President assails Comey over new book
WASHINGTON — Former FBI Director James Comey and the president who fired him lobbed rhetorical bombs at each other Sunday, keeping up a verbal war that has ratcheted up the tension in the White House even as it has contributed mightily to the advance sales of Comey’s new book.
In an interview broadcast Sunday on ABC, Comey described Trump as obsessed with his own reputation — including allegations involving Moscow prostitutes — and unconcerned with countering attacks from Russia.
He also repeated his book’s description of President Donald Trump as “untethered” to truthfulness and its statement that Trump’s White House style reminded him of the mob: “The boss in complete control. The loyalty oaths. The us-versus-them worldview. The lying about all things, large and small, in service to some code of loyalty that put the organization above morality and above the truth,” he said in the book. Trump, hours before the interview aired, blasted Comey with a series of tweets attacking the former FBI chief as a “slimeball” and “slippery” and claiming that he “hardly knew this guy.”
“Slippery James Comey, a man who always ends up badly and out of whack (he is not smart!), will go down as the WORST FBI Director in history, by far!” the president tweeted.
He appeared to call for Comey’s imprisonment, declaring that Comey’s book, which is scheduled to be released Tuesday, did not explain why he “gave up Classified Information (jail), why did he lie to Congress (jail).” Trump offered no evidence that Comey has committed either of those offenses. Comey’s book, “A Higher Loyalty: Truth, Lies and Leadership,” offers a withering portrait of Trump, which he described during the hourlong interview with ABC’s George Stephanopoulos.
Comey said that Trump asked him to investigate and disprove allegations contained in the so-called dossier — a collection of allegations compiled by a former British intelligence agent working for Trump’s political opponents. Trump focused repeatedly on an allegation that he had been compromised by Russian intelligence by consorting with prostitutes in a Moscow hotel in 2013.
“He may want me to investigate it to prove that it didn’t happen,” Comey said. “And then he says something that distracted me because he said, you know, ‘If there’s even a 1 percent chance my wife thinks that’s true, that’s terrible.’ ” “And I remember thinking, ‘How could your wife think there’s a 1 percent chance you were with prostitutes peeing on each other in Moscow?’ I’m a flawed human being, but there is literally zero chance that my wife would think that was true. So, what kind of marriage to what kind of man does your wife think (that) there’s only a 99 percent chance you didn’t do that?”

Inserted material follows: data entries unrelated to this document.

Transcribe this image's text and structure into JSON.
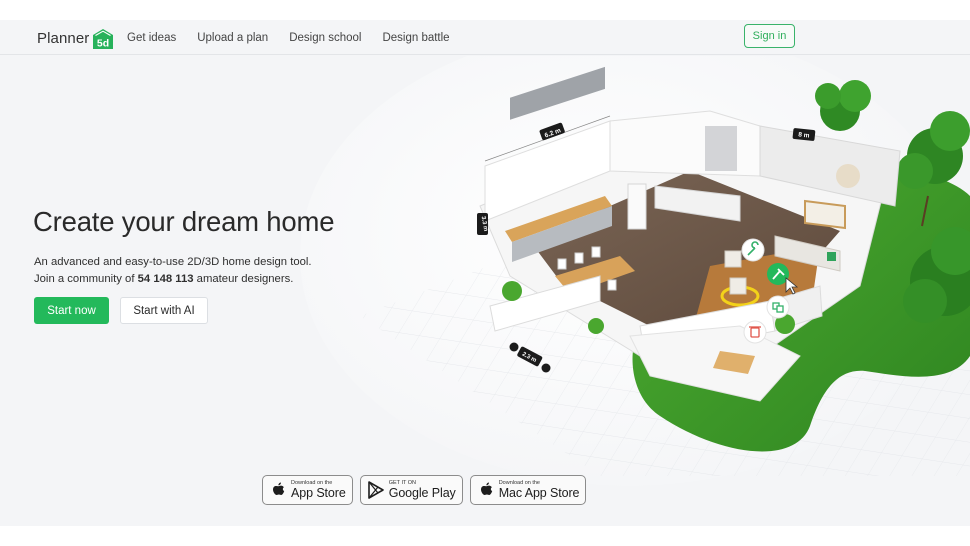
{
  "nav": {
    "logo": {
      "text": "Planner",
      "badge": "5d"
    },
    "links": [
      {
        "label": "Get ideas"
      },
      {
        "label": "Upload a plan"
      },
      {
        "label": "Design school"
      },
      {
        "label": "Design battle"
      }
    ],
    "sign_in": "Sign in"
  },
  "hero": {
    "title": "Create your dream home",
    "description_line1": "An advanced and easy-to-use 2D/3D home design tool.",
    "description_line2_prefix": "Join a community of ",
    "community_count": "54 148 113",
    "description_line2_suffix": " amateur designers.",
    "primary_button": "Start now",
    "secondary_button": "Start with AI"
  },
  "illustration": {
    "dimension_labels": {
      "top_left": "6.2 m",
      "left": "3.3 m",
      "top_right": "8 m",
      "bottom": "2.3 m"
    },
    "tool_icons": [
      "wrench-icon",
      "paint-brush-icon",
      "copy-icon",
      "trash-icon"
    ]
  },
  "stores": [
    {
      "small": "Download on the",
      "big": "App Store",
      "icon": "apple-icon"
    },
    {
      "small": "GET IT ON",
      "big": "Google Play",
      "icon": "google-play-icon"
    },
    {
      "small": "Download on the",
      "big": "Mac App Store",
      "icon": "apple-icon"
    }
  ],
  "colors": {
    "brand_green": "#23b95b",
    "background": "#f4f5f7",
    "lawn": "#3f9a2b"
  }
}
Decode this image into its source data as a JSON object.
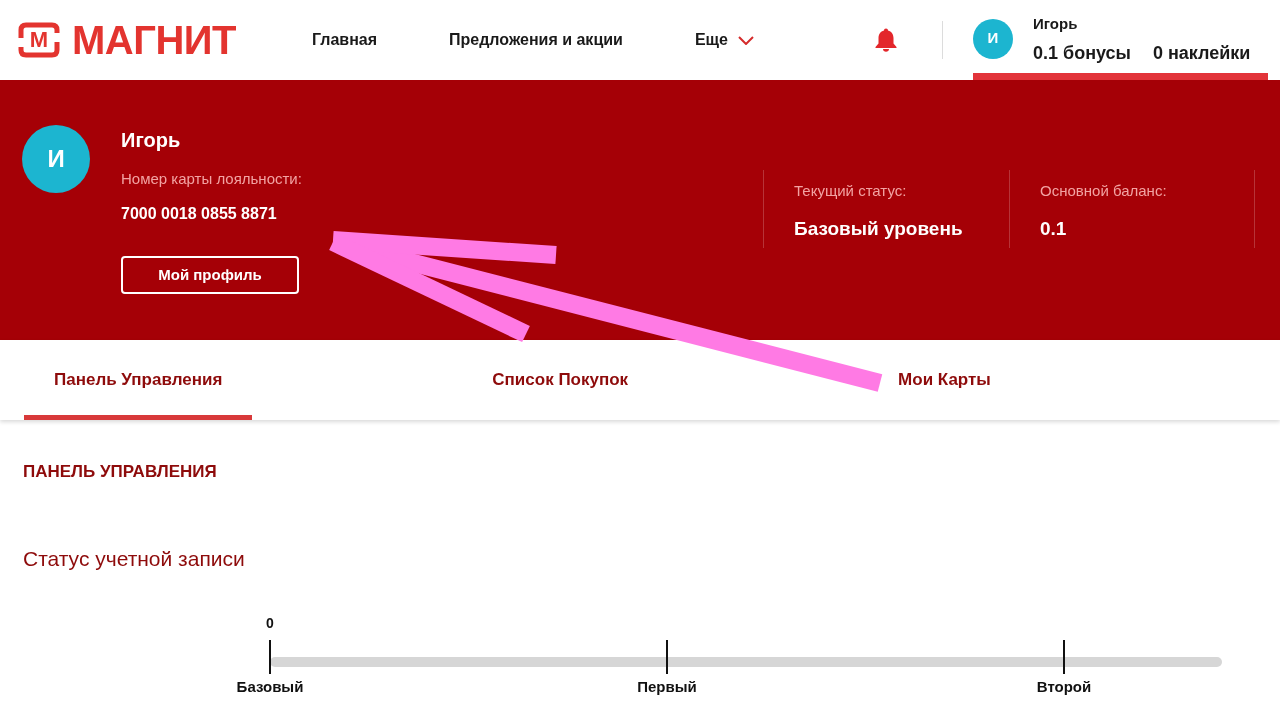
{
  "header": {
    "logo": {
      "mark": "М",
      "name": "МАГНИТ"
    },
    "nav": [
      {
        "label": "Главная",
        "kind": "link",
        "selected": false
      },
      {
        "label": "Предложения и акции",
        "kind": "link",
        "selected": false
      },
      {
        "label": "Еще",
        "kind": "dropdown",
        "selected": false
      }
    ],
    "account": {
      "avatar": "И",
      "name": "Игорь",
      "bonuses": "0.1 бонусы",
      "stickers": "0 наклейки",
      "selected": true
    }
  },
  "profile": {
    "avatar": "И",
    "name": "Игорь",
    "card_label": "Номер карты лояльности:",
    "card_number": "7000 0018 0855 8871",
    "button": "Мой профиль",
    "stats": [
      {
        "label": "Текущий статус:",
        "value": "Базовый уровень"
      },
      {
        "label": "Основной баланс:",
        "value": "0.1"
      }
    ]
  },
  "tabs": [
    {
      "label": "Панель Управления",
      "selected": true
    },
    {
      "label": "Список Покупок",
      "selected": false
    },
    {
      "label": "Мои Карты",
      "selected": false
    }
  ],
  "dashboard": {
    "title": "ПАНЕЛЬ УПРАВЛЕНИЯ",
    "section": "Статус учетной записи",
    "status_scale": {
      "reading": "0",
      "milestones": [
        "Базовый",
        "Первый",
        "Второй"
      ]
    }
  }
}
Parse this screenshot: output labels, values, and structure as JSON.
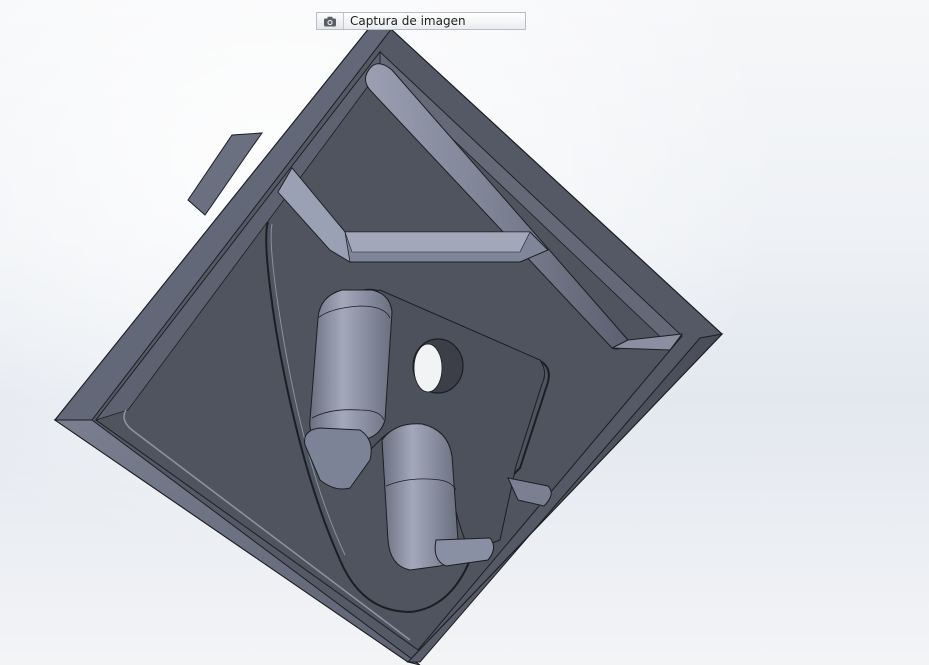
{
  "toolbar": {
    "capture_label": "Captura de imagen",
    "capture_icon": "camera-icon"
  },
  "colors": {
    "face_dark": "#4f535f",
    "face_mid": "#6d7282",
    "face_light": "#8f95a8",
    "edge": "#1c1e24"
  }
}
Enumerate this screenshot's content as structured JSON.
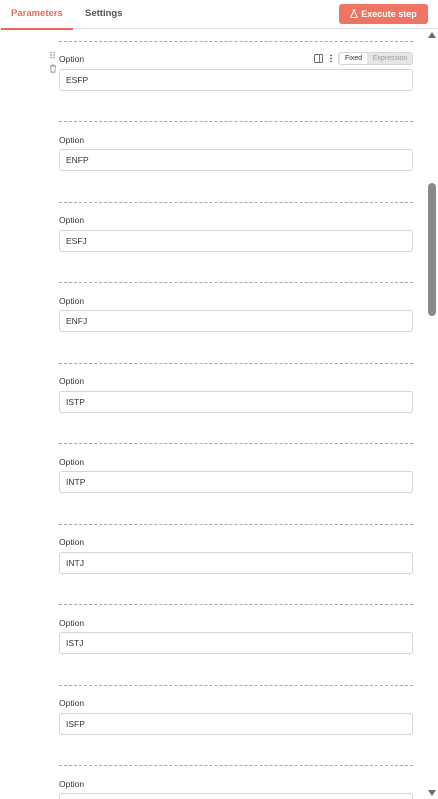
{
  "header": {
    "tabs": [
      {
        "label": "Parameters",
        "active": true
      },
      {
        "label": "Settings",
        "active": false
      }
    ],
    "execute_label": "Execute step",
    "accent_color": "#ea6a57"
  },
  "mode_toggle": {
    "fixed_label": "Fixed",
    "expression_label": "Expression"
  },
  "options": [
    {
      "label": "Option",
      "value": "ESFP"
    },
    {
      "label": "Option",
      "value": "ENFP"
    },
    {
      "label": "Option",
      "value": "ESFJ"
    },
    {
      "label": "Option",
      "value": "ENFJ"
    },
    {
      "label": "Option",
      "value": "ISTP"
    },
    {
      "label": "Option",
      "value": "INTP"
    },
    {
      "label": "Option",
      "value": "INTJ"
    },
    {
      "label": "Option",
      "value": "ISTJ"
    },
    {
      "label": "Option",
      "value": "ISFP"
    },
    {
      "label": "Option",
      "value": ""
    }
  ]
}
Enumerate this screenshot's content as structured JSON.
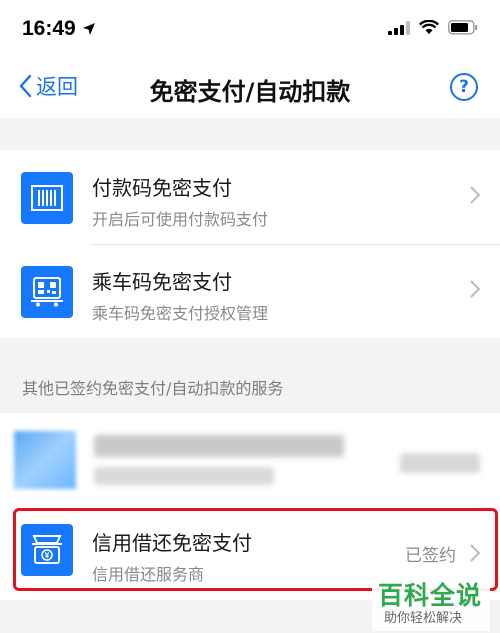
{
  "status_bar": {
    "time": "16:49"
  },
  "nav": {
    "back_label": "返回",
    "title": "免密支付/自动扣款",
    "help_symbol": "?"
  },
  "items": [
    {
      "title": "付款码免密支付",
      "subtitle": "开启后可使用付款码支付"
    },
    {
      "title": "乘车码免密支付",
      "subtitle": "乘车码免密支付授权管理"
    }
  ],
  "section_label": "其他已签约免密支付/自动扣款的服务",
  "credit_item": {
    "title": "信用借还免密支付",
    "subtitle": "信用借还服务商",
    "status": "已签约"
  },
  "watermark": {
    "main": "百科全说",
    "sub": "助你轻松解决"
  },
  "colors": {
    "accent": "#1a73e8",
    "icon_bg": "#1677ff",
    "highlight": "#e0141e",
    "watermark": "#2fa84f"
  },
  "icons": [
    "location-arrow-icon",
    "signal-icon",
    "wifi-icon",
    "battery-icon",
    "back-chevron-icon",
    "help-icon",
    "barcode-icon",
    "transit-qr-icon",
    "chevron-right-icon",
    "credit-borrow-icon"
  ]
}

By contrast with Trump, some other Republicans have tried to stay clear of the debate. On Sunday, House Speaker Paul Ryan, R-Wis., declined to defend Comey.
“I don’t know him very well,” Ryan said of Comey on NBC News. “I’m not trying to be evasive. But what I don’t want to do is — is join some food fight, some book-selling food fight. I don’t see any value in that.”
Ryan said again that he does not see the need for Congress to pass a law protecting special counsel Robert Mueller in case Trump moves to fire him.
The Republican National Committee has created a “Lyin Comey” website that prominently features attacks on him from Democrats.